Oct 2, 2010 09:29 GMT  ·  By

This is the announcement fans have dying to hear for years: Wonder Woman is coming back to the screen. David E. Kelley is confirmed to write and produce a new television series around the adventures of the beloved heroine.

The Hollywood Reporter’s Heat Vision has all the details of the upcoming project, underlining that it will probably also mark the end of all efforts of making a Wonder Woman film feature happen.

“Wonder Woman is heading back to the screen but instead of flying to movie theatres, the Amazon princess is returning to television,” Heat Vision writes.

“Warner Bros. Television is developing a modern-day reboot of the classic DC comic book heroine and is lassoing an unlikely talent to potentially write and produce the superhero project: David E. Kelley, the showrunner behind legal dramas such as ‘Ally McBeal,’ ‘Boston Legal’ and ‘The Practice’,” the same e-zine says.

As we also informed you a while back, at one point, Joss Whedon was attached to the Wonder Woman feature film, but he eventually dropped out after trying for too long to come up with a version that would please the movie studio.
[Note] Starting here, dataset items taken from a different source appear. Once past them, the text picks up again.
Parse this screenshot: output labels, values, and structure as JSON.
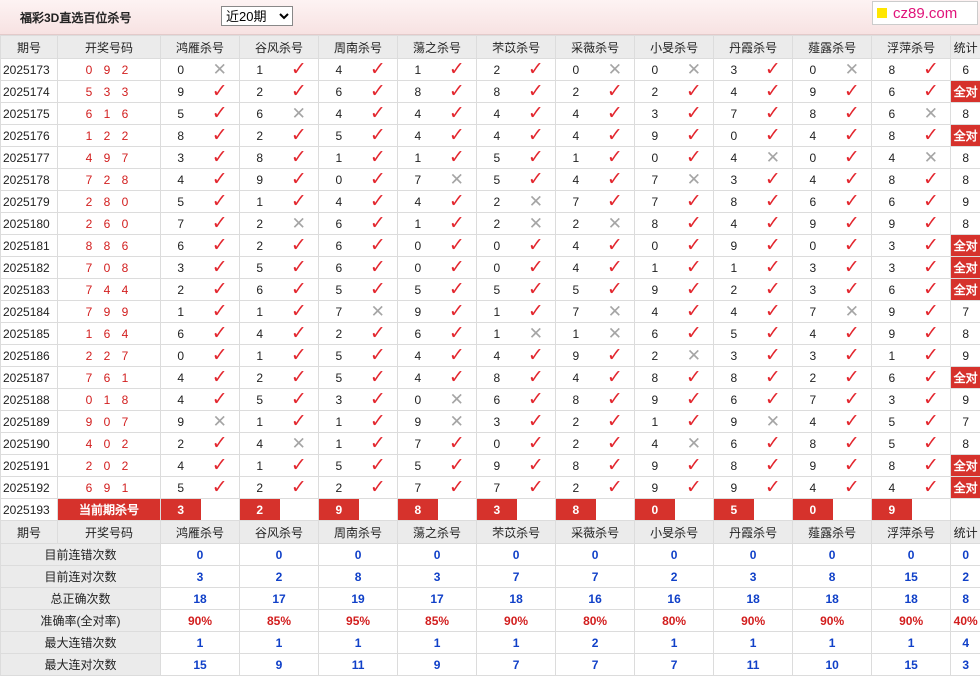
{
  "page": {
    "title": "福彩3D直选百位杀号",
    "select_value": "近20期",
    "logo_text": "cz89.com"
  },
  "header": {
    "period": "期号",
    "code": "开奖号码",
    "stat": "统计",
    "experts": [
      "鸿雁杀号",
      "谷风杀号",
      "周南杀号",
      "蕩之杀号",
      "芣苡杀号",
      "采薇杀号",
      "小旻杀号",
      "丹霞杀号",
      "薤露杀号",
      "浮萍杀号"
    ]
  },
  "rows": [
    {
      "p": "2025173",
      "c": "0 9 2",
      "n": [
        "0",
        "1",
        "4",
        "1",
        "2",
        "0",
        "0",
        "3",
        "0",
        "8"
      ],
      "r": [
        0,
        1,
        1,
        1,
        1,
        0,
        0,
        1,
        0,
        1
      ],
      "s": "6"
    },
    {
      "p": "2025174",
      "c": "5 3 3",
      "n": [
        "9",
        "2",
        "6",
        "8",
        "8",
        "2",
        "2",
        "4",
        "9",
        "6"
      ],
      "r": [
        1,
        1,
        1,
        1,
        1,
        1,
        1,
        1,
        1,
        1
      ],
      "s": "全对"
    },
    {
      "p": "2025175",
      "c": "6 1 6",
      "n": [
        "5",
        "6",
        "4",
        "4",
        "4",
        "4",
        "3",
        "7",
        "8",
        "6"
      ],
      "r": [
        1,
        0,
        1,
        1,
        1,
        1,
        1,
        1,
        1,
        0
      ],
      "s": "8"
    },
    {
      "p": "2025176",
      "c": "1 2 2",
      "n": [
        "8",
        "2",
        "5",
        "4",
        "4",
        "4",
        "9",
        "0",
        "4",
        "8"
      ],
      "r": [
        1,
        1,
        1,
        1,
        1,
        1,
        1,
        1,
        1,
        1
      ],
      "s": "全对"
    },
    {
      "p": "2025177",
      "c": "4 9 7",
      "n": [
        "3",
        "8",
        "1",
        "1",
        "5",
        "1",
        "0",
        "4",
        "0",
        "4"
      ],
      "r": [
        1,
        1,
        1,
        1,
        1,
        1,
        1,
        0,
        1,
        0
      ],
      "s": "8"
    },
    {
      "p": "2025178",
      "c": "7 2 8",
      "n": [
        "4",
        "9",
        "0",
        "7",
        "5",
        "4",
        "7",
        "3",
        "4",
        "8"
      ],
      "r": [
        1,
        1,
        1,
        0,
        1,
        1,
        0,
        1,
        1,
        1
      ],
      "s": "8"
    },
    {
      "p": "2025179",
      "c": "2 8 0",
      "n": [
        "5",
        "1",
        "4",
        "4",
        "2",
        "7",
        "7",
        "8",
        "6",
        "6"
      ],
      "r": [
        1,
        1,
        1,
        1,
        0,
        1,
        1,
        1,
        1,
        1
      ],
      "s": "9"
    },
    {
      "p": "2025180",
      "c": "2 6 0",
      "n": [
        "7",
        "2",
        "6",
        "1",
        "2",
        "2",
        "8",
        "4",
        "9",
        "9"
      ],
      "r": [
        1,
        0,
        1,
        1,
        0,
        0,
        1,
        1,
        1,
        1
      ],
      "s": "8"
    },
    {
      "p": "2025181",
      "c": "8 8 6",
      "n": [
        "6",
        "2",
        "6",
        "0",
        "0",
        "4",
        "0",
        "9",
        "0",
        "3"
      ],
      "r": [
        1,
        1,
        1,
        1,
        1,
        1,
        1,
        1,
        1,
        1
      ],
      "s": "全对"
    },
    {
      "p": "2025182",
      "c": "7 0 8",
      "n": [
        "3",
        "5",
        "6",
        "0",
        "0",
        "4",
        "1",
        "1",
        "3",
        "3"
      ],
      "r": [
        1,
        1,
        1,
        1,
        1,
        1,
        1,
        1,
        1,
        1
      ],
      "s": "全对"
    },
    {
      "p": "2025183",
      "c": "7 4 4",
      "n": [
        "2",
        "6",
        "5",
        "5",
        "5",
        "5",
        "9",
        "2",
        "3",
        "6"
      ],
      "r": [
        1,
        1,
        1,
        1,
        1,
        1,
        1,
        1,
        1,
        1
      ],
      "s": "全对"
    },
    {
      "p": "2025184",
      "c": "7 9 9",
      "n": [
        "1",
        "1",
        "7",
        "9",
        "1",
        "7",
        "4",
        "4",
        "7",
        "9"
      ],
      "r": [
        1,
        1,
        0,
        1,
        1,
        0,
        1,
        1,
        0,
        1
      ],
      "s": "7"
    },
    {
      "p": "2025185",
      "c": "1 6 4",
      "n": [
        "6",
        "4",
        "2",
        "6",
        "1",
        "1",
        "6",
        "5",
        "4",
        "9"
      ],
      "r": [
        1,
        1,
        1,
        1,
        0,
        0,
        1,
        1,
        1,
        1
      ],
      "s": "8"
    },
    {
      "p": "2025186",
      "c": "2 2 7",
      "n": [
        "0",
        "1",
        "5",
        "4",
        "4",
        "9",
        "2",
        "3",
        "3",
        "1"
      ],
      "r": [
        1,
        1,
        1,
        1,
        1,
        1,
        0,
        1,
        1,
        1
      ],
      "s": "9"
    },
    {
      "p": "2025187",
      "c": "7 6 1",
      "n": [
        "4",
        "2",
        "5",
        "4",
        "8",
        "4",
        "8",
        "8",
        "2",
        "6"
      ],
      "r": [
        1,
        1,
        1,
        1,
        1,
        1,
        1,
        1,
        1,
        1
      ],
      "s": "全对"
    },
    {
      "p": "2025188",
      "c": "0 1 8",
      "n": [
        "4",
        "5",
        "3",
        "0",
        "6",
        "8",
        "9",
        "6",
        "7",
        "3"
      ],
      "r": [
        1,
        1,
        1,
        0,
        1,
        1,
        1,
        1,
        1,
        1
      ],
      "s": "9"
    },
    {
      "p": "2025189",
      "c": "9 0 7",
      "n": [
        "9",
        "1",
        "1",
        "9",
        "3",
        "2",
        "1",
        "9",
        "4",
        "5"
      ],
      "r": [
        0,
        1,
        1,
        0,
        1,
        1,
        1,
        0,
        1,
        1
      ],
      "s": "7"
    },
    {
      "p": "2025190",
      "c": "4 0 2",
      "n": [
        "2",
        "4",
        "1",
        "7",
        "0",
        "2",
        "4",
        "6",
        "8",
        "5"
      ],
      "r": [
        1,
        0,
        1,
        1,
        1,
        1,
        0,
        1,
        1,
        1
      ],
      "s": "8"
    },
    {
      "p": "2025191",
      "c": "2 0 2",
      "n": [
        "4",
        "1",
        "5",
        "5",
        "9",
        "8",
        "9",
        "8",
        "9",
        "8"
      ],
      "r": [
        1,
        1,
        1,
        1,
        1,
        1,
        1,
        1,
        1,
        1
      ],
      "s": "全对"
    },
    {
      "p": "2025192",
      "c": "6 9 1",
      "n": [
        "5",
        "2",
        "2",
        "7",
        "7",
        "2",
        "9",
        "9",
        "4",
        "4"
      ],
      "r": [
        1,
        1,
        1,
        1,
        1,
        1,
        1,
        1,
        1,
        1
      ],
      "s": "全对"
    }
  ],
  "current": {
    "p": "2025193",
    "label": "当前期杀号",
    "nums": [
      "3",
      "2",
      "9",
      "8",
      "3",
      "8",
      "0",
      "5",
      "0",
      "9"
    ],
    "stat": ""
  },
  "stats": [
    {
      "label": "目前连错次数",
      "v": [
        "0",
        "0",
        "0",
        "0",
        "0",
        "0",
        "0",
        "0",
        "0",
        "0"
      ],
      "s": "0",
      "cls": "blue"
    },
    {
      "label": "目前连对次数",
      "v": [
        "3",
        "2",
        "8",
        "3",
        "7",
        "7",
        "2",
        "3",
        "8",
        "15"
      ],
      "s": "2",
      "cls": "blue"
    },
    {
      "label": "总正确次数",
      "v": [
        "18",
        "17",
        "19",
        "17",
        "18",
        "16",
        "16",
        "18",
        "18",
        "18"
      ],
      "s": "8",
      "cls": "blue"
    },
    {
      "label": "准确率(全对率)",
      "v": [
        "90%",
        "85%",
        "95%",
        "85%",
        "90%",
        "80%",
        "80%",
        "90%",
        "90%",
        "90%"
      ],
      "s": "40%",
      "cls": "red"
    },
    {
      "label": "最大连错次数",
      "v": [
        "1",
        "1",
        "1",
        "1",
        "1",
        "2",
        "1",
        "1",
        "1",
        "1"
      ],
      "s": "4",
      "cls": "blue"
    },
    {
      "label": "最大连对次数",
      "v": [
        "15",
        "9",
        "11",
        "9",
        "7",
        "7",
        "7",
        "11",
        "10",
        "15"
      ],
      "s": "3",
      "cls": "blue"
    }
  ],
  "symbols": {
    "ok": "✓",
    "no": "✕"
  },
  "colors": {
    "accent": "#d6322c",
    "number_red": "#d21e1e",
    "stat_blue": "#1040c8"
  }
}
The announcement for the film with Whedon in charge came in 2005. In 2009, he was already out of the project and talking to the media about how a Wonder Woman film would never fly, literally.

That may be the case – but it seems odds are looking better for a television series. However, that’s not to say development on it will go smoothly, Heat Vision warns.

“Though the 1975-79 TV series starring Lynda Carter remains the most memorable version of the character in pop culture, major networks have struggled to make female-driven action series work beyond superhero shows work beyond NBC’s ‘Heroes’,” the e-zine says.

“One short-lived title, NBC’s ‘Bionic Woman,’ which was likewise best known for its 1970s TV version, and could haunt attempts to get a series launch,” Heat Vision believes.

Still, this doesn’t change the fact that Wonder Woman is made for TV and not the big screen, the aforementioned publication says.

Other similar projects, which bombed at the box office (“Elektra” would be one) stand as proof of that, while series like “Buffy the Vampire Slayer” (which was also a movie first) fared extraordinarily well on TV.